Trois opéras en un seul. Trois œuvres fondamentalement différentes, jouant sur trois registres différents (tragique, lyrique et comique), se déroulant en trois lieux et trois époques différentes (Paris au tout début du 20ème siècle, un couvent du 17ème, et Florence de l'an 1299), mettant en scène trois milieux différents (celui des mariniers, l'aristocratie et les petits propriétaires terriens)... ces trois œuvres représentées le même soir : voilà le pari audacieux de Puccini. Pas toujours, aux dires de certains critiques, réussi dans son intégralité, du moins en ce qui concerne la composition...
Projet ambitieux s'il en est qui ne se réalisera qu'après bien des efforts. Car il faut chercher les sujets, trouver les éventuelles œuvres à adapter, rédiger les livrets. Ce travail, c'est celui de son librettiste habituel, Luigi Illica, avec qui Puccini avait tenté en 1904 d'adapter trois nouvelles de Gorki. Mais finalement, ce n'est pas Illica qui lui fournira matière à composer : Les librettistes du Triptyque sont Giuseppe Adami pour Il Tabarro et Giovacchino Forzano pour Suor Angelica et Gianni Schicchi.

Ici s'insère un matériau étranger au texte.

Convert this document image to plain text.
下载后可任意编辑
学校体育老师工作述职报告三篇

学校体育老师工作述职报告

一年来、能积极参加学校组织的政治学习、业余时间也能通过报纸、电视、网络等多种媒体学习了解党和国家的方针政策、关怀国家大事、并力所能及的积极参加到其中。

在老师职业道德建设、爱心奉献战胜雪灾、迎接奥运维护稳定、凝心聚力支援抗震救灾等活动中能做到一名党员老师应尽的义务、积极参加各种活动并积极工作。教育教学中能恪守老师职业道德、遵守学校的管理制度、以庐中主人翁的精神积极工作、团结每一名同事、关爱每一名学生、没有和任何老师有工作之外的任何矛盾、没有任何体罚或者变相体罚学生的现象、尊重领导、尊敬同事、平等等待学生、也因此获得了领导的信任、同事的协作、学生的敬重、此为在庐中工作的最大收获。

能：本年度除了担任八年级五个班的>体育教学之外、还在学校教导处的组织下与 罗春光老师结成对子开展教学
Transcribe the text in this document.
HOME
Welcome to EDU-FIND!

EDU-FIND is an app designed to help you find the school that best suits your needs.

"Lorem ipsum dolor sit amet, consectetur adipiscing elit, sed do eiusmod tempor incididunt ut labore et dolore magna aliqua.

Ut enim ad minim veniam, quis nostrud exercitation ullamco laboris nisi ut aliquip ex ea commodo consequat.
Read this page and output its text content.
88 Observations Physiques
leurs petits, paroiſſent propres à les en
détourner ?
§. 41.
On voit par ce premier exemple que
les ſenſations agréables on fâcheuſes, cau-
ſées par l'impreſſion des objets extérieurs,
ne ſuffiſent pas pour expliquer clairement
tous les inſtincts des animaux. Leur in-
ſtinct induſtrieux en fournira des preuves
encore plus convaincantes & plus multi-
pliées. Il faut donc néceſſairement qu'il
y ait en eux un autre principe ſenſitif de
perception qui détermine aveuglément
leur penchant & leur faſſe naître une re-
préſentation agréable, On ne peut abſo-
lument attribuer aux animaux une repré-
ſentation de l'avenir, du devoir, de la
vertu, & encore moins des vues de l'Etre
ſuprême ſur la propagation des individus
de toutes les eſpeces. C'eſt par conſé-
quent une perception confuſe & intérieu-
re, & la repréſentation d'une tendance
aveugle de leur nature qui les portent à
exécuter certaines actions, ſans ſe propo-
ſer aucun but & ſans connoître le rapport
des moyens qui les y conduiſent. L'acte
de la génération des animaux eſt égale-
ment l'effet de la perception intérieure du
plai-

Après bien des recherches, longues et tourmentées, mais qui ne décourageront pas le compositeur, les livrets voient le jour : ce seront pour deux des opéras, des adaptations d'œuvres littéraires. Celui du troisième, l'opéra central, Suor Angelica, ne devra sa création à aucune œuvre antérieure, car le destin de l'héroïne prendra forme dans la seule imagination du librettiste.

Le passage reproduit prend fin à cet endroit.